Tarif Aplikasi Absen Fiktif Bikinan Tersangka 9 Guru ASN di Brebes
Brebes - Sebanyak sembilan guru Aparatur Sipil Negara (ASN) resmi ditetapkan sebagai tersangka dalam kasus dugaan penggunaan aplikasi presensi fiktif di lingkungan Pemerintah Kabupaten Brebes, Jawa T
Brebes - Sebanyak sembilan guru Aparatur Sipil Negara (ASN) resmi ditetapkan sebagai tersangka dalam kasus dugaan penggunaan aplikasi presensi fiktif di lingkungan Pemerintah Kabupaten Brebes, Jawa Tengah. Kesembilan tersangka kini telah menjalani penahanan di Rumah Tahanan Kelas II-B Brebes setelah melalui proses pemeriksaan intensif dan pengumpulan barang bukti oleh kepolisian setempat.
Penangkapan dan Identitas Para Tersangka
Kapolres Brebes AKBP Lilik Ardhiansyah mengungkapkan detail penangkapan tersebut dalam konferensi pers yang digelar Rabu (1/7/2026).
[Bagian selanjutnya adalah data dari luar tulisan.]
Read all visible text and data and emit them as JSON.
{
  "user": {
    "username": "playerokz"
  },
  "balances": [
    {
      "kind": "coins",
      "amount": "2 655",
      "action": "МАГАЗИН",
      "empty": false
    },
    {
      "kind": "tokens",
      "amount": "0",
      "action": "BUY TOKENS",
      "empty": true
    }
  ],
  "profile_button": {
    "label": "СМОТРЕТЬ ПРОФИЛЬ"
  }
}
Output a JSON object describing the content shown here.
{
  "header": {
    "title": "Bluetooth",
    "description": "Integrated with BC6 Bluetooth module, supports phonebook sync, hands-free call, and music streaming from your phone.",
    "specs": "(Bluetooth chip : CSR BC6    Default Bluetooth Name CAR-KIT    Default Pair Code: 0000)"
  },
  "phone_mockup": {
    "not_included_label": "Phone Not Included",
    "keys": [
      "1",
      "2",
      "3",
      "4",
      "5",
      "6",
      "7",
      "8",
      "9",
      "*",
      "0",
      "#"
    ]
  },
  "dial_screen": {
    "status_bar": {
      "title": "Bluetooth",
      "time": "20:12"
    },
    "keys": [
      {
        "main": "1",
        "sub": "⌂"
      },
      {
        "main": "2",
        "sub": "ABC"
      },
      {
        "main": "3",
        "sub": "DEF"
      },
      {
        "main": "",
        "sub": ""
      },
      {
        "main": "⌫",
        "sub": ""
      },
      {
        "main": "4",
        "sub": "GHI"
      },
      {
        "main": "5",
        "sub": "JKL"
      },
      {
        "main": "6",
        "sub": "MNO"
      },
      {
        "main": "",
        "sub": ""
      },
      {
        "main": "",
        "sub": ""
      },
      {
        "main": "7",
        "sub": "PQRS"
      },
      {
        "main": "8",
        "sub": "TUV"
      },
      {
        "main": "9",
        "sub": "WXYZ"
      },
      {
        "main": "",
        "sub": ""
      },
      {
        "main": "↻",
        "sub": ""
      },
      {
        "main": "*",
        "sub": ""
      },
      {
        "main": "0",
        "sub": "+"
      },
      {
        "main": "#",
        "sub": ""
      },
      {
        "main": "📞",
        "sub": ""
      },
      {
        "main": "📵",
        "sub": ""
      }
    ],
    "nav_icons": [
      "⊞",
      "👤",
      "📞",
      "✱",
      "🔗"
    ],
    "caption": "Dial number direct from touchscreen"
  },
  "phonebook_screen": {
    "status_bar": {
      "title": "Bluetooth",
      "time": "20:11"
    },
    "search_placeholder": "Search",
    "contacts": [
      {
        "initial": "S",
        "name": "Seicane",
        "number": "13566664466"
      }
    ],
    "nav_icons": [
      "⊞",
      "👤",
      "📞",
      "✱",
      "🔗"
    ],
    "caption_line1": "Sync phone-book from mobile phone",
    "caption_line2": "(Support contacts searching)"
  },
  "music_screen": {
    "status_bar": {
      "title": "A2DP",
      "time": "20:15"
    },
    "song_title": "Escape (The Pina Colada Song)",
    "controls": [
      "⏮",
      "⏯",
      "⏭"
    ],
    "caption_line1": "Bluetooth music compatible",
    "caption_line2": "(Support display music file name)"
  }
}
Para tersangka diamankan setelah penyelidikan maraton yang dilakukan tim kepolisian terhadap laporan adanya praktik manipulasi presensi di kalangan pendidik di bawah naungan Pemkab Brebes.
"Hasil pemeriksaan dan pengumpulan barang bukti, petugas berhasil mengamankan sembilan tersangka, yakni AH (41), DB (38), FFR (40), RTH (39), NK (41), AM (35), SEP (35), SDK (33), dan LS (38)," ujar AKBP Lilik Ardhiansyah di Mapolres Brebes.
Penahanan ini menjadi babak baru dalam skandal yang mengguncang dunia pendidikan di Brebes. Pasalnya, para tersangka merupakan guru ASN yang seharusnya menjadi teladan integritas bagi peserta didik.
Modus Operandi dan Biaya Aplikasi Ilegal
Berdasarkan penelusuran dan informasi yang dihimpun Apaberita.com, aplikasi ilegal tersebut dipasarkan sebagai solusi praktis bagi ASN yang kerap berhalangan hadir ke kantor. Para pengguna cukup menginstal aplikasi berbayar di ponsel pintar mereka. Dengan biaya tertentu, aplikasi itu mampu memanipulasi data presensi sehingga seolah-olah seorang pegawai telah melakukan absen di lokasi kerja secara sah.
Tim penyidik menemukan bahwa aplikasi ini dikembangkan oleh salah satu tersangka yang memiliki latar belakang kemampuan teknologi informasi. Tarif layanan aplikasi ini bervariasi, mulai dari puluhan hingga ratusan ribu rupiah per bulan, bergantung pada paket yang dipilih. Dana tersebut disinyalir menjadi pemasukan bagi pembuat aplikasi, sementara pengguna mendapatkan kemudahan untuk mengelabui sistem presensi resmi milik pemerintah daerah.
Informasi awal yang diterima Apaberita.com pada akhir April 2026 lalu menyebutkan bahwa praktik ini telah berlangsung cukup lama dan melibatkan lebih banyak pegawai. Aplikasi tersebut dapat mensimulasikan titik koordinat sesuai lokasi kantor, sehingga sistem menganggap pengguna benar-benar berada di tempat tugas meskipun kenyataannya mereka sedang di tempat lain. Modus ini tergolong canggih karena memanfaatkan celah verifikasi lokasi pada aplikasi presensi daring yang digunakan instansi pemerintah.
Kepolisian Resor Brebes menegaskan akan terus mengembangkan kasus ini karena tidak menutup kemungkinan adanya tersangka lain dari instansi berbeda yang terlibat dalam jaringan penggunaan aplikasi fiktif tersebut. Para tersangka dijerat dengan undang-undang terkait pelanggaran disiplin pegawai dan tindak pidana penipuan berbasis elektronik.